Back to the Christmas presents. We weren't snowed under, as children are today. There was usually one 'big present', quite often shared by my sister and me. My aunt knew someone who made wooden toys, and I particularly remember the dolls' house - my dad fixed up real electric lights that ran off a battery - and a huge model roundabout. It was a work of art, but we never quite knew how to play with it. There was always a new pair of slippers each, and some books. And, a running joke, a present from an aunt who we rarely saw, but who invariably sent us something far too young for us. I especially remember one year when we were quite big we each got a 12-piece jigsaw - we had endless fun doing 'speed contests' to see who could finish fastest. Her presents to the rest of the family were not received with much more enthusiasm - she invariably gave my mother an apron or a peg bag purchased at their church bazaar. And one year my mother's other brother, to whom we were very close, received the very same shaving bowl he had given to his brother the previous Christmas ... There were also the calendars - a picture pasted on an A8 sized piece of card with a booklet of tiny pages, one for each month. No space for writing in endless appointments then! But an empty space on the wall without one.
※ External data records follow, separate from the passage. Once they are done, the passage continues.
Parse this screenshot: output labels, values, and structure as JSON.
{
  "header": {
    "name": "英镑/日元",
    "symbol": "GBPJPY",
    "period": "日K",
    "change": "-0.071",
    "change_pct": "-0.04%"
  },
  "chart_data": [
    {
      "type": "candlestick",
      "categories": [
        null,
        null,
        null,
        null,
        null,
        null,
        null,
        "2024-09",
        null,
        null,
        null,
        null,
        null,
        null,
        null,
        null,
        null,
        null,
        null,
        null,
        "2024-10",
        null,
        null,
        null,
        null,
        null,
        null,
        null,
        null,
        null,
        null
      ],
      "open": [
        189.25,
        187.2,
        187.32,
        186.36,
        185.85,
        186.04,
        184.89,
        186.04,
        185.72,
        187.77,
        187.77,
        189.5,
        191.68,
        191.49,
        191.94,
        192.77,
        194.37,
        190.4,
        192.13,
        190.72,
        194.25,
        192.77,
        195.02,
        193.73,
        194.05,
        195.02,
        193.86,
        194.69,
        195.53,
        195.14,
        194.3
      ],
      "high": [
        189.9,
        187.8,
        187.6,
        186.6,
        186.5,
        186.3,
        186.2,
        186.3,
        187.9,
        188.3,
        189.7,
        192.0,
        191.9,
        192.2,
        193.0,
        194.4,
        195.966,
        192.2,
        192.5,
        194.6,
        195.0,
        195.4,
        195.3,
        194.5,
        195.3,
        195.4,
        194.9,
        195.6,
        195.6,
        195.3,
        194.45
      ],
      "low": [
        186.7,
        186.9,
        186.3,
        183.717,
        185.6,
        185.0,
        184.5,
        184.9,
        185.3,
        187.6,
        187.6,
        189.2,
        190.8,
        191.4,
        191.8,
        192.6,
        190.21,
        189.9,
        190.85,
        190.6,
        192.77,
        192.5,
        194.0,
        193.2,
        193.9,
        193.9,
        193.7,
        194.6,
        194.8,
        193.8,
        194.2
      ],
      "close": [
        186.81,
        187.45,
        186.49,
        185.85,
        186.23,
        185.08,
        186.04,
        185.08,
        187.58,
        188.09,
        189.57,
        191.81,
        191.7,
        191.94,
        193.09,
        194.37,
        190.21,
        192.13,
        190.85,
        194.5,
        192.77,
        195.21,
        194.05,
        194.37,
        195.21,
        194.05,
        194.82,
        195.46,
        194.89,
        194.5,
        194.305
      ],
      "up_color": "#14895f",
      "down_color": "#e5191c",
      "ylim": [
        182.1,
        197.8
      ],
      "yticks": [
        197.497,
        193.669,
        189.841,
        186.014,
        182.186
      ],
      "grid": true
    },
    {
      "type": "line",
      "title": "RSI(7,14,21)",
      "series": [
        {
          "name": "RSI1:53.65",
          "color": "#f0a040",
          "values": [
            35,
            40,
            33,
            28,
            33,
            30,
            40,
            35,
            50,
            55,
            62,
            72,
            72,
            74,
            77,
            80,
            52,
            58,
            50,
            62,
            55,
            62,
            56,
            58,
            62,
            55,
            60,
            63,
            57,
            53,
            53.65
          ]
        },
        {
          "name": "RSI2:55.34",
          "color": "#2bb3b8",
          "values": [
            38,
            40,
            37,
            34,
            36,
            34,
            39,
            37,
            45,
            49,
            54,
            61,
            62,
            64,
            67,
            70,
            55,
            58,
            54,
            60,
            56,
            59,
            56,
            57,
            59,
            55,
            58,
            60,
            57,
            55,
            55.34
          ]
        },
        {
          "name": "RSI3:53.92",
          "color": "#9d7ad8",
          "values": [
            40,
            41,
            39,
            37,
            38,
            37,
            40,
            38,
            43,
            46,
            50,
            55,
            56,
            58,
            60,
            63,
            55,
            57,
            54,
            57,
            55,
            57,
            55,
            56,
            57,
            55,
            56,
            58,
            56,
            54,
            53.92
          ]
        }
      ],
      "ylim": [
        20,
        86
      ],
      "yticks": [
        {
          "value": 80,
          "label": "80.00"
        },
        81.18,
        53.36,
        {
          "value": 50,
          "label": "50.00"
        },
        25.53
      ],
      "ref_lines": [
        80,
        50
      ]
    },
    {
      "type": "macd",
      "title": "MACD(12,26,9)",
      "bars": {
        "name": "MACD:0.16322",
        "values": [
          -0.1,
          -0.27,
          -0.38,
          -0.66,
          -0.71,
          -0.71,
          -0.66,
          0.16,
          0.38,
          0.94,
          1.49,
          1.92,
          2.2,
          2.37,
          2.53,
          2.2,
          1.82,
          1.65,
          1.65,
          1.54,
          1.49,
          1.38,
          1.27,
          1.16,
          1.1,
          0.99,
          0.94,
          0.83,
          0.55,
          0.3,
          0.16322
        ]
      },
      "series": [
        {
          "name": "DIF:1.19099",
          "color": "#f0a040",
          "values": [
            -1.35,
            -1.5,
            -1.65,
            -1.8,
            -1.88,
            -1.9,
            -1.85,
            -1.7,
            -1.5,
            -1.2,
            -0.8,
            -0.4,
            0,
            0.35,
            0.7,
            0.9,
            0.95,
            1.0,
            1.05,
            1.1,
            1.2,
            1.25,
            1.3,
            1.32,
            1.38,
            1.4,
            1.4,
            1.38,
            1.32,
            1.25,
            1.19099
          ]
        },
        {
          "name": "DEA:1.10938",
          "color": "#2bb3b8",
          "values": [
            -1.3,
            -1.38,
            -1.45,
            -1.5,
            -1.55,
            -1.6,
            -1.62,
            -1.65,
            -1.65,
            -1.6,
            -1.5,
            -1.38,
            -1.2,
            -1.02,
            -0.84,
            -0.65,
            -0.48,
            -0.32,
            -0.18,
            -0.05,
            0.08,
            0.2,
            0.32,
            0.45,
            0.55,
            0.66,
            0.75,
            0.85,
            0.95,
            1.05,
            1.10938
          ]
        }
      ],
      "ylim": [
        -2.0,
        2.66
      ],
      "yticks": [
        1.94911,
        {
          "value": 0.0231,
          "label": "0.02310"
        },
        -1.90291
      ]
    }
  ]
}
The present I'll never forget came when I was eleven. I had passed my 11-plus (though only 10 at the time I took it) and started at the local Grammar School that September. Until Christmas I had travelled on the bus, but really needed - and wanted! - a bicycle. I will never, ever, forget coming downstairs on Christmas morning and there, in the hall, covered with the inevitable sheet, was a bicycle shaped object. I was so happy I was practically in tears - I remember very vividly the excitement fluttering in my stomach. It was perfect. A red Hercules. My parents were paying for it in monthly instalments - long afterwards I came across the repayment book. I dread to think what they had to sacrifice to buy me that bicycle! Dad had to take me around the lanes, hanging onto the saddle, to teach me to ride it, but then there was no stopping me. That bike was my pride and joy. In fact, I only found the will to get rid of it when I moved here, two and a half years ago. Before that it hung in the garage wherever we moved, getting steadily rustier, and still I couldn't bring myself to consign it to the dump. It was still so special to me.
Christmas past. Carols and cockerel, paper chains, and presents tied with string - no sellotape then! The memories make me nostalgic and a bit sad - today we all go mad with endless preparations to make 'the perfect Christmas' - elaborate food, oceans of alcohol, flamboyant decorations, expensive presents - far too many, in my opinion - especially for the children. As they hastily tear the wrapping paper from one parcel after another do they really appreciate what they have received half as much as we did with our two or three presents (including the inevitable, boring slippers!)? But I am grateful I can share the celebrations with my wonderful family - and that I have such wonderful memories of simpler times.